How one perceives changes occurring in urban design today may depend only on one’s sense of esthetics: a feeling that urban design is becoming more avant-garde, more “critical”, or perhaps more conservative. Or one’s perceptions of change in urban design may depend on one’s sense of changes in political economy or sociology: a sense of the decline of the state, or of the relative ascendance of private or nonstate actors. Just as these prior points are arguable, so too would be any argument as to whether urban design is getting “smaller”, “bigger”, “more public”, or “more private”. But one can generate a couple of hypotheses based on one’s perceptions of these prior points. If, for example, the power of the state is diminishing, then one would expect urban design to be getting smaller; the largest urban design schemes in my perception are those generated by a powerful state, such as the 1946 New Towns Act and the 1947 Town and Country Planning Act in the United Kingdom, which generated the London Greenbelt and the New Towns, or the city planning schemes of the Soviet Union. Private actors may be growing more powerful, but it seems difficult to imagine large-scale shaping of urban areas through urban design without the participation of the state, however reduced its power.
Perhaps, if cities are increasingly governed by private action, certain scales of urban design will disappear. The largest scales of urban design, for example, have always been rare in the United States, where local governments generally permit private actors a strong hand in shaping developments. The largest design projects in the United States are huge residential tracts like Levittown, or perhaps military bases. On the other hand, smaller-scale, mostly private developments that mimic many aspects of urban design seem to be increasing, perhaps due to increased capability on the part of private actors. Las Vegas’s City Center, a privately-owned shopping-center, hotel and casino complex, is not the first development of its kind, but its pretensions to urbanity are substantial, not least of all its name.

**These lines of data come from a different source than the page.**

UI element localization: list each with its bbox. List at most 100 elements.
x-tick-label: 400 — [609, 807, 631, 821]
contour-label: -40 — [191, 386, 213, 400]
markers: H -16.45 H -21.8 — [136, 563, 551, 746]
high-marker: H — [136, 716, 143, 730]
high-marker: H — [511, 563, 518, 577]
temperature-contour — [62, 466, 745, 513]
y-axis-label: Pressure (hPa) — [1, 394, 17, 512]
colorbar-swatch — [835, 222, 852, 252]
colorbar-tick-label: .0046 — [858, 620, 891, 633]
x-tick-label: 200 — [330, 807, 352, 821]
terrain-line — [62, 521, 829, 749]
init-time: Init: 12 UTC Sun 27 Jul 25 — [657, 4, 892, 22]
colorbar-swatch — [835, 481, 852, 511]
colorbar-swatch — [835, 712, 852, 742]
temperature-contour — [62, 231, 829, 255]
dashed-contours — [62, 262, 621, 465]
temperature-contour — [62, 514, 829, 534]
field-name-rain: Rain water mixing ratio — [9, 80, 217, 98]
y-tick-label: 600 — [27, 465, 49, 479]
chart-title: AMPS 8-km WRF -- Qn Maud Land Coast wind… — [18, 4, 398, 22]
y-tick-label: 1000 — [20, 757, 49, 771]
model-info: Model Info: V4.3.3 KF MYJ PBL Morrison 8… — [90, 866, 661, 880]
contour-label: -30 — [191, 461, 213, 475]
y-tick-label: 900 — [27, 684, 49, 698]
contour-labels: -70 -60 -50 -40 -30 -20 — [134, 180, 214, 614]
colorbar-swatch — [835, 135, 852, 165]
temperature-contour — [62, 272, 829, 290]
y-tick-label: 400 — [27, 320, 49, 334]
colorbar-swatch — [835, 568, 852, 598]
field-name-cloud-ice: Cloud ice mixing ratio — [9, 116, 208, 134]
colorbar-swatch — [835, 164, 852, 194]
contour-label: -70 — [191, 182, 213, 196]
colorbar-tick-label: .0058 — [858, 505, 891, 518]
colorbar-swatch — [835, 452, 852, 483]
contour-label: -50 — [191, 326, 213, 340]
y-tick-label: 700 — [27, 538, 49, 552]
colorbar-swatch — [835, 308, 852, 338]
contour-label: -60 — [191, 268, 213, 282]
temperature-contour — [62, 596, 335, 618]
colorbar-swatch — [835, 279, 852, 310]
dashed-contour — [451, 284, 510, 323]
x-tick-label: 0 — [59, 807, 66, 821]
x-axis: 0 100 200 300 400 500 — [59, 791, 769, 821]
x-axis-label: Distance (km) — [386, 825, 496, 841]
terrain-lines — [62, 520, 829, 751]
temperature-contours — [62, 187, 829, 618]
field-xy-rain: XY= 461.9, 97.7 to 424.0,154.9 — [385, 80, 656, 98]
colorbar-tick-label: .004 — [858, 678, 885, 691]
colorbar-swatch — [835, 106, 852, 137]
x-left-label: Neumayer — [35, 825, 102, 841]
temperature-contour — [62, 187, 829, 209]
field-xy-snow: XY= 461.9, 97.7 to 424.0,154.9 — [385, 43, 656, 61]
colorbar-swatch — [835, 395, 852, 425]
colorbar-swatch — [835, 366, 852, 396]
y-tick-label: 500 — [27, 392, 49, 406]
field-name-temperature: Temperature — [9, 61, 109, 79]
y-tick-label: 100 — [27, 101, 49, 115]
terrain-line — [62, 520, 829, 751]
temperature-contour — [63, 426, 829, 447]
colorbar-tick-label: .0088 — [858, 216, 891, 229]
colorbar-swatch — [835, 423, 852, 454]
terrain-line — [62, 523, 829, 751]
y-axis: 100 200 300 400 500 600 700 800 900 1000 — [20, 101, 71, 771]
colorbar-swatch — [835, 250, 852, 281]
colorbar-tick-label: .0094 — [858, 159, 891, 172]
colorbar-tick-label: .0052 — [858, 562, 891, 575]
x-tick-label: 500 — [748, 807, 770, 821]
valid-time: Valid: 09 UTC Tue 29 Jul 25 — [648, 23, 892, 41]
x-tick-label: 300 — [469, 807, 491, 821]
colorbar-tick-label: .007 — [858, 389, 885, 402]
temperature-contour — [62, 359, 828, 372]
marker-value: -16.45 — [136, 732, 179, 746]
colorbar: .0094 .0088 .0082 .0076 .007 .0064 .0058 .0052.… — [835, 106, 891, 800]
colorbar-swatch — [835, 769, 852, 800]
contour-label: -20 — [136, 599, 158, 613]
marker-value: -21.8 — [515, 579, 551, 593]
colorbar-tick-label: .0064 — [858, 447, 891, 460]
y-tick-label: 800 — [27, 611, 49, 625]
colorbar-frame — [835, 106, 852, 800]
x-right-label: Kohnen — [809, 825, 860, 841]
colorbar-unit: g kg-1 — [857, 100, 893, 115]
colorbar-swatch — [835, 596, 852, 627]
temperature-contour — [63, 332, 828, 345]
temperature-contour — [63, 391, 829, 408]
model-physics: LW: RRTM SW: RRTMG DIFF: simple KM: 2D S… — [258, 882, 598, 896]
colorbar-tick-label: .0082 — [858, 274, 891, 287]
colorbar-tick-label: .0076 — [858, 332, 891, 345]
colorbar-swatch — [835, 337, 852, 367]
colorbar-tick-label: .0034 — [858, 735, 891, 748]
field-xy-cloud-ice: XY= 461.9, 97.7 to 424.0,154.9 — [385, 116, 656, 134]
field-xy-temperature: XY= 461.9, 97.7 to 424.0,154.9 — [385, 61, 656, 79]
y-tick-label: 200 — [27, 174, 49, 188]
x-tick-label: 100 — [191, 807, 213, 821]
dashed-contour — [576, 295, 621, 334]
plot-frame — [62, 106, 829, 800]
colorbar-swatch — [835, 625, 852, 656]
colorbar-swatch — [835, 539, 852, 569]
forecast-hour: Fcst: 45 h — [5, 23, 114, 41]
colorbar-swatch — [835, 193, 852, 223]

Ultimately, however, I am not one of those who feels that urban design, as an art, stands at the edge of drastic changes. Esthetics of urban design will continue to evolve and change in unpredictable ways; such is the nature of art. Technologies that permit the creation and construction of urban design will also change, and these will continue to intermingle with esthetics in complex and equally unpredictable ways, as occurred during the twentieth century. But I do not believe that human nature is on the edge of fundamental change. For several thousand years people have constructed cities, and designed them with variable levels of skill; this will no doubt continue to be the case barring drastic changes to the human condition. Cities are fundamentally public, and so, too, urban design will continue to be, whatever powers private actors may assume. Similarly, urban design’s multiscalarity will remain one of its fundamental attributes. Urban design’s ability to span the realms of large/small and public/private will continue to be among the qualities that help to distinguish it from the other visual arts.